The discovery progress will indicate how many files were skipped as oversized.

## Example Output

The output is a stream of JSONL objects, where each object represents a single finding.

**Library Finding:**
```json
{"assetType":"library","identifier":"OpenSSL","path":"/Users/user/dev/my-app/src/crypto.c","evidence":{"line":2,"column":1}}
```

**Algorithm Finding:**
```json
{"assetType":"algorithm","identifier":"AES-256-GCM","path":"/Users/user/dev/my-app/src/crypto.c","evidence":{"line":42,"column":18},"metadata":{"keysize":256,"primitive":"symmetric"}}
```

## Patterns

`cipherscope` relies on a `patterns.toml` file to define what to look for.
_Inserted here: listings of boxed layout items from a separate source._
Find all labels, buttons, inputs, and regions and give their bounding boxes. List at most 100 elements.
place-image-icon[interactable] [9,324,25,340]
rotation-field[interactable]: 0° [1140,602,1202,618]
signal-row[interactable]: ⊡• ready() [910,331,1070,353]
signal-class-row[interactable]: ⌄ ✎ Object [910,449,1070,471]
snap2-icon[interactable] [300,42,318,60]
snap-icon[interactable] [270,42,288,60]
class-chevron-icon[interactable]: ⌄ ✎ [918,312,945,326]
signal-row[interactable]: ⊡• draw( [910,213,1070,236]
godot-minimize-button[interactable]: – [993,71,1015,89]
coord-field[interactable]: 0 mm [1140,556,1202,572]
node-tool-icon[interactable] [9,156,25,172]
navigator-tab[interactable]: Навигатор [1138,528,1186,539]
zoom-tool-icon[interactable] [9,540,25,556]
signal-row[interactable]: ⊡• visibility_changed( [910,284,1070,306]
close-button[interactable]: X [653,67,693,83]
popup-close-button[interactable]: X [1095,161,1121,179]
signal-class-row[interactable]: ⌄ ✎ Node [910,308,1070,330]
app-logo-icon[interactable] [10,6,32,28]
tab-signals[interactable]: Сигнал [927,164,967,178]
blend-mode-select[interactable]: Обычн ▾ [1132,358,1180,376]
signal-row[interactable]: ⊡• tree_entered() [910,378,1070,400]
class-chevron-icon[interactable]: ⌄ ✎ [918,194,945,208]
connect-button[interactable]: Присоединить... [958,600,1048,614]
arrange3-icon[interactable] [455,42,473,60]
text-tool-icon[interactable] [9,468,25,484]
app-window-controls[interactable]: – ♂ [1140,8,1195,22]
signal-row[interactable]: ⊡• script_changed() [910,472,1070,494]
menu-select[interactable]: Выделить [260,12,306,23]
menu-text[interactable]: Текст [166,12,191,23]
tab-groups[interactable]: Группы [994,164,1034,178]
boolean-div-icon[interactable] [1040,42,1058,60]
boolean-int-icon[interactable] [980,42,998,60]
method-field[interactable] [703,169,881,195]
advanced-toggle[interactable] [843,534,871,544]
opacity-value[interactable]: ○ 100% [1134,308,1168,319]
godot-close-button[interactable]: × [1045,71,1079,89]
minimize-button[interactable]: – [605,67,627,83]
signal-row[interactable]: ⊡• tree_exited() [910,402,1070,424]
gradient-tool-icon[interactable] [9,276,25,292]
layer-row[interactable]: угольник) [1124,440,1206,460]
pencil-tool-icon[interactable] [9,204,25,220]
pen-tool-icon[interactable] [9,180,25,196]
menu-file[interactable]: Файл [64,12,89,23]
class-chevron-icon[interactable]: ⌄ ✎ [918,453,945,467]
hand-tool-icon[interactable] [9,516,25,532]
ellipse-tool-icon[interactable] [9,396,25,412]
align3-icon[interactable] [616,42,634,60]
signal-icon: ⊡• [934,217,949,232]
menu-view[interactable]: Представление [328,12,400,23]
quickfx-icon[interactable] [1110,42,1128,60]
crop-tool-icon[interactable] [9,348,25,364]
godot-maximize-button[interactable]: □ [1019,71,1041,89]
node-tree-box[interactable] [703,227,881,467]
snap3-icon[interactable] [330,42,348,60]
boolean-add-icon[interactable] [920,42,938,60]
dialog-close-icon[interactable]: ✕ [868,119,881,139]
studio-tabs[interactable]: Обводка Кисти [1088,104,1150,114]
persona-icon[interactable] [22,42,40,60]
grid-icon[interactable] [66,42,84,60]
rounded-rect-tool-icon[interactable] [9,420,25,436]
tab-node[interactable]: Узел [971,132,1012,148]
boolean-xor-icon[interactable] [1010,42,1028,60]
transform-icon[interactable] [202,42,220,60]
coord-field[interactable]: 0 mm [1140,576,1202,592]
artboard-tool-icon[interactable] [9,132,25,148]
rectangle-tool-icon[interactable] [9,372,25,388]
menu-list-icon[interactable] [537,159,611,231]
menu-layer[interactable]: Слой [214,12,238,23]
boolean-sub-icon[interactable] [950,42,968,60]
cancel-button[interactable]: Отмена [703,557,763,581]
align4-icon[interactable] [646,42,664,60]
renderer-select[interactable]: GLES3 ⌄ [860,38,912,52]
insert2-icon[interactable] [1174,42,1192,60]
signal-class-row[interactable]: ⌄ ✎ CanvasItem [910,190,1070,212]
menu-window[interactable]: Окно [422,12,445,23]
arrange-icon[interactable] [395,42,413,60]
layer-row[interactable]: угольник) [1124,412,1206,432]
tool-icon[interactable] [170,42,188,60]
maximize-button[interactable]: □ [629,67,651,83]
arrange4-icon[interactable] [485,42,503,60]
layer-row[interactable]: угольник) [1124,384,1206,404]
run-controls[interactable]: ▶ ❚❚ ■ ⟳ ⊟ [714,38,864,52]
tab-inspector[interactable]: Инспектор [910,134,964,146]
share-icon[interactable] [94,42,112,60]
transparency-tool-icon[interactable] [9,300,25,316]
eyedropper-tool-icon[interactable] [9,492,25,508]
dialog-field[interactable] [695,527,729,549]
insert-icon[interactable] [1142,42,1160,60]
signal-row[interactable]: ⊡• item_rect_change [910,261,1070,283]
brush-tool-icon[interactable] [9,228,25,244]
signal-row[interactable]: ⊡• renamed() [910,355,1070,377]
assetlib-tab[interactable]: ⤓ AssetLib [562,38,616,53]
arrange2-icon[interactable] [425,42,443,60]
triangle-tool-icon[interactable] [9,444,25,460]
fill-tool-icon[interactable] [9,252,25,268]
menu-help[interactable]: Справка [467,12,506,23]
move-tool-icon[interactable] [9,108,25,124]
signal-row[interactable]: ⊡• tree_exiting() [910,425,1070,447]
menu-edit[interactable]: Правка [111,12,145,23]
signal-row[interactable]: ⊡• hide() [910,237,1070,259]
This file contains definitions for:
- **Libraries**: Anchors used to detect specific crypto libraries, like import statements.
- **Algorithms**: Symbols and function calls associated with specific algorithms (e.g., "AES-GCM") within a library.

You can customize this file to add support for new libraries or improve detection for existing ones.

## Development

### Building from Source
1. Clone the repository.
2. Build the project using Cargo:
   ```bash
   cargo build --release
   ```
   The binary will be located at `./target/release/cipherscope`.

### Running Tests
To run the integration test suite:
```bash
cargo test
```

### Performance Micro-Benchmark
Run the scanning micro-benchmark (fixtures + repo mix, single-threaded and full CPU):
```bash
cargo bench --bench scan_bench
```
The benchmark shells out to the `cipherscope` binary and writes output to a temp file
to keep timing focused on scanning throughput.

## License

This project is licensed under the MIT License. See the `LICENSE` file for details.